For all the excitement about the cloud, meanwhile, the share of channel pros offering hardware is headed up rather than down. Some 72% of readers we polled now sell servers, for example, versus 61% a year ago, and 73% now offer PCs and peripherals, versus 64% last year. Heck, 39% continue to sell custom business PCs and 28% offer custom gaming PCs even though just 9% call margins on custom hardware high.
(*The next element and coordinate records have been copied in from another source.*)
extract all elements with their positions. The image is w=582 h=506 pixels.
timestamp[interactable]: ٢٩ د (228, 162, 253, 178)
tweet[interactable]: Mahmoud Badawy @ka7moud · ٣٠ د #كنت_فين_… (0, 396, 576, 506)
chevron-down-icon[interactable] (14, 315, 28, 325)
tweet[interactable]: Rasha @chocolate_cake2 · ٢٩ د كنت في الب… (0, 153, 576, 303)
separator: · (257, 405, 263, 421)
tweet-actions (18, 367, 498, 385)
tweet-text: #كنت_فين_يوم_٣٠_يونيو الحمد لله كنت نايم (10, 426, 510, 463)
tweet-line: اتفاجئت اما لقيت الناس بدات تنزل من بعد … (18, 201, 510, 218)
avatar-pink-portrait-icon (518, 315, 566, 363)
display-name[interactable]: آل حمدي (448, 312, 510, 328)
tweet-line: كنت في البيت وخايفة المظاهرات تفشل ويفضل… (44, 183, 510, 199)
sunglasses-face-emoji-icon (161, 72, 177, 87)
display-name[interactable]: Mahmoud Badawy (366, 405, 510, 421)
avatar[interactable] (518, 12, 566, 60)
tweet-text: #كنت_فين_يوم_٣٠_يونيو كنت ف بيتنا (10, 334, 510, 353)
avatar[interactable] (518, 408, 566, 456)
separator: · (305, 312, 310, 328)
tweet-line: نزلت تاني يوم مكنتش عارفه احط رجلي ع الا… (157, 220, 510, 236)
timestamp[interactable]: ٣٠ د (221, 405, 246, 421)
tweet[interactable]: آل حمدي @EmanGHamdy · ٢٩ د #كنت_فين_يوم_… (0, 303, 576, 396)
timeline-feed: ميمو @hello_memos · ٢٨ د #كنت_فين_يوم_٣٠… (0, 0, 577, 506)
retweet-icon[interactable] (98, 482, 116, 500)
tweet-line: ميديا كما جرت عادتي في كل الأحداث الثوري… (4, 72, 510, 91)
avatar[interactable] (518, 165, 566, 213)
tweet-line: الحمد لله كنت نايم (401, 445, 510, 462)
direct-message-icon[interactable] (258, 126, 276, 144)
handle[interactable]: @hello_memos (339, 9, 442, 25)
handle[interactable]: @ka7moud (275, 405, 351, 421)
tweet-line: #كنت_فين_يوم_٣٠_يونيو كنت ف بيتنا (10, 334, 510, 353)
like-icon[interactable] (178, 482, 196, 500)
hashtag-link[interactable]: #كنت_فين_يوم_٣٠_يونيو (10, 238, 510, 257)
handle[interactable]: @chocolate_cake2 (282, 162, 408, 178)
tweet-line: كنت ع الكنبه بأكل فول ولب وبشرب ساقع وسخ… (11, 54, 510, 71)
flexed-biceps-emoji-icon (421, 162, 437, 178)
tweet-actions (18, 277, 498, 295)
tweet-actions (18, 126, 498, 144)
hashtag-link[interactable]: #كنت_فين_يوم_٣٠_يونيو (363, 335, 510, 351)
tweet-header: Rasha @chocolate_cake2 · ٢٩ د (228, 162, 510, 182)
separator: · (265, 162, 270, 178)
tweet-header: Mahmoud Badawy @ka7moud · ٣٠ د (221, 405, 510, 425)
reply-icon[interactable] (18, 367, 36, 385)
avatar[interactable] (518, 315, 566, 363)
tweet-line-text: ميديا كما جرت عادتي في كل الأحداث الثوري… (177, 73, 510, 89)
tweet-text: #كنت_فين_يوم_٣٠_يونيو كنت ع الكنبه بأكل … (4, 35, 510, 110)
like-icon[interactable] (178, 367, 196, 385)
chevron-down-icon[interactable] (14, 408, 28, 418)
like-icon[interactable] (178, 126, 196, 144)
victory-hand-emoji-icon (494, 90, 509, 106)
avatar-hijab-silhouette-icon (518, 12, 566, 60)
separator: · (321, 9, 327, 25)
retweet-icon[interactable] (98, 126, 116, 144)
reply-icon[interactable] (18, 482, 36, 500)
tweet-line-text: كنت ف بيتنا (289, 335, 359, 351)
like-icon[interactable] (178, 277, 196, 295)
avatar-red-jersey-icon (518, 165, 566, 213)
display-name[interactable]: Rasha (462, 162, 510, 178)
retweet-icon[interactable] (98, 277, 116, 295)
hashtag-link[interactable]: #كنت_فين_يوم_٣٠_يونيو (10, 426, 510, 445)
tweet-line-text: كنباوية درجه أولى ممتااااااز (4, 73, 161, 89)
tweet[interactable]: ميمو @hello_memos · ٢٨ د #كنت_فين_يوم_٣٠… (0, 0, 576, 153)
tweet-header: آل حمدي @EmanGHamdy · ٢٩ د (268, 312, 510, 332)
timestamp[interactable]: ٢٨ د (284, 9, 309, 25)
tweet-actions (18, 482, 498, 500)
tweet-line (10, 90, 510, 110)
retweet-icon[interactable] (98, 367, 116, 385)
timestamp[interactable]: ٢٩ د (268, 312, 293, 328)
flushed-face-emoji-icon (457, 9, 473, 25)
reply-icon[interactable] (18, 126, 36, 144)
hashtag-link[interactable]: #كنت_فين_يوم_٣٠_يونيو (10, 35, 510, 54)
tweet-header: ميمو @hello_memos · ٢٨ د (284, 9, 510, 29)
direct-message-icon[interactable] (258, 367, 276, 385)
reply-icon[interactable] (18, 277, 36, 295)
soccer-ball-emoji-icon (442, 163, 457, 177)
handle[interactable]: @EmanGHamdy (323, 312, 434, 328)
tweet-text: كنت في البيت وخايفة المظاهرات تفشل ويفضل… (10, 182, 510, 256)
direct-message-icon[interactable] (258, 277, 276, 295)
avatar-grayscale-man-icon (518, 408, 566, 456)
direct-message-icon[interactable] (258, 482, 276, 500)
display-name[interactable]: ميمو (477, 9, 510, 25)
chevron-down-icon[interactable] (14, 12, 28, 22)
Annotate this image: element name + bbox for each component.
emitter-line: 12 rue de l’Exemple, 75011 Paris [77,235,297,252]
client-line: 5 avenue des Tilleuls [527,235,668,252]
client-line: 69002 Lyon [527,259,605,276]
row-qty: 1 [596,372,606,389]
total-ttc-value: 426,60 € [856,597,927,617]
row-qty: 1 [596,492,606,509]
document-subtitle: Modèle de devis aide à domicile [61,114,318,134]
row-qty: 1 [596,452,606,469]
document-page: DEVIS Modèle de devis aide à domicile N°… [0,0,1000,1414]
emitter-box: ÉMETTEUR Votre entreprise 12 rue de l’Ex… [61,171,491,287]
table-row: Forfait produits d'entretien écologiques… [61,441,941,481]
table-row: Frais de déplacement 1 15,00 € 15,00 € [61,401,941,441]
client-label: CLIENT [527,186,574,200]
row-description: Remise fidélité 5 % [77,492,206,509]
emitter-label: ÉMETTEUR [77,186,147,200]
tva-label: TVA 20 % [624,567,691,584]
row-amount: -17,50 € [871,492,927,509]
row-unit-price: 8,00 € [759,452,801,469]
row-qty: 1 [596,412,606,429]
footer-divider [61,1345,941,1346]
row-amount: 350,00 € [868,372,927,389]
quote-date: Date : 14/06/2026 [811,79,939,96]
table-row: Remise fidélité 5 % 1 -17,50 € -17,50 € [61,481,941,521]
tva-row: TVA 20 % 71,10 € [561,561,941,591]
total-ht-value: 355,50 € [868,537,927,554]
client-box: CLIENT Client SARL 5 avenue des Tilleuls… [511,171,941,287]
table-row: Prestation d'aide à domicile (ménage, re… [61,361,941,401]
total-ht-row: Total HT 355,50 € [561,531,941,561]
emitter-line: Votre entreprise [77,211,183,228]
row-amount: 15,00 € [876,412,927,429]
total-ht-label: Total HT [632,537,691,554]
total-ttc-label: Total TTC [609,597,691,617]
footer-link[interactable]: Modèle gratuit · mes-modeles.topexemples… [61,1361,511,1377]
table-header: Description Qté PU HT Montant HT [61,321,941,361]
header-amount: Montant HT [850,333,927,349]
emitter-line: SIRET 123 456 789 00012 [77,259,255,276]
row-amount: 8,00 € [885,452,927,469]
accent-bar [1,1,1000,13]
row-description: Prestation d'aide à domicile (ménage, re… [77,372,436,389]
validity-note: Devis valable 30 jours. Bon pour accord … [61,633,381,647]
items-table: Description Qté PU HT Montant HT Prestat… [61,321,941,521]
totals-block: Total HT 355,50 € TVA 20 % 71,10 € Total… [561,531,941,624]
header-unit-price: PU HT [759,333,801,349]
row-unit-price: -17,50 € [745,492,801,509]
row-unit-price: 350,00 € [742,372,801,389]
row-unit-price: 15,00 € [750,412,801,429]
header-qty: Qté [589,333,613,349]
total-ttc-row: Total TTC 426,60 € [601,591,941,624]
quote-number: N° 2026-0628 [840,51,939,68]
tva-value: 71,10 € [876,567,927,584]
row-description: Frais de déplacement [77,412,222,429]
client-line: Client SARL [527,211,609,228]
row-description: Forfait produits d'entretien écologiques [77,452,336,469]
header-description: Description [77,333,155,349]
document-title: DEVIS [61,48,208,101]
Does 9% sound low? Only 7% of respondents consider margins on PCs and peripherals high. And while 7% also describe margins on print imaging and managed print services as high, 29% (versus 24% in 2021) continue to offer it. Servers, it appears, are the closest thing to profitable when it comes to hardware—a whopping 16% of channel pros call server margins high.
That’s OK, though. There’s plenty to be happy about in the SMB channel these days, which is a delightful change from a year ago. Here’s hoping we’re still smiling next year.
Methodology and Demographics
The 2022 ChannelPro State of the Channel survey was conducted online from September to October 2021, and was open to everyone in our email database. About 66% of the 872 respondents are MSPs, 49% say they’re primarily VARs, and 17% are custom system builders. Fifty-three percent hold executive management titles such as CEO, owner, and president; about 20% work in unspecified technical management roles; and about 16% are sales or marketing managers. Approximately 38% work at companies with one to four employees, while roughly 17%, 26%, and 20%, respectively, are affiliated with firms that have five to nine, 10 to 49, and 50-plus people on staff.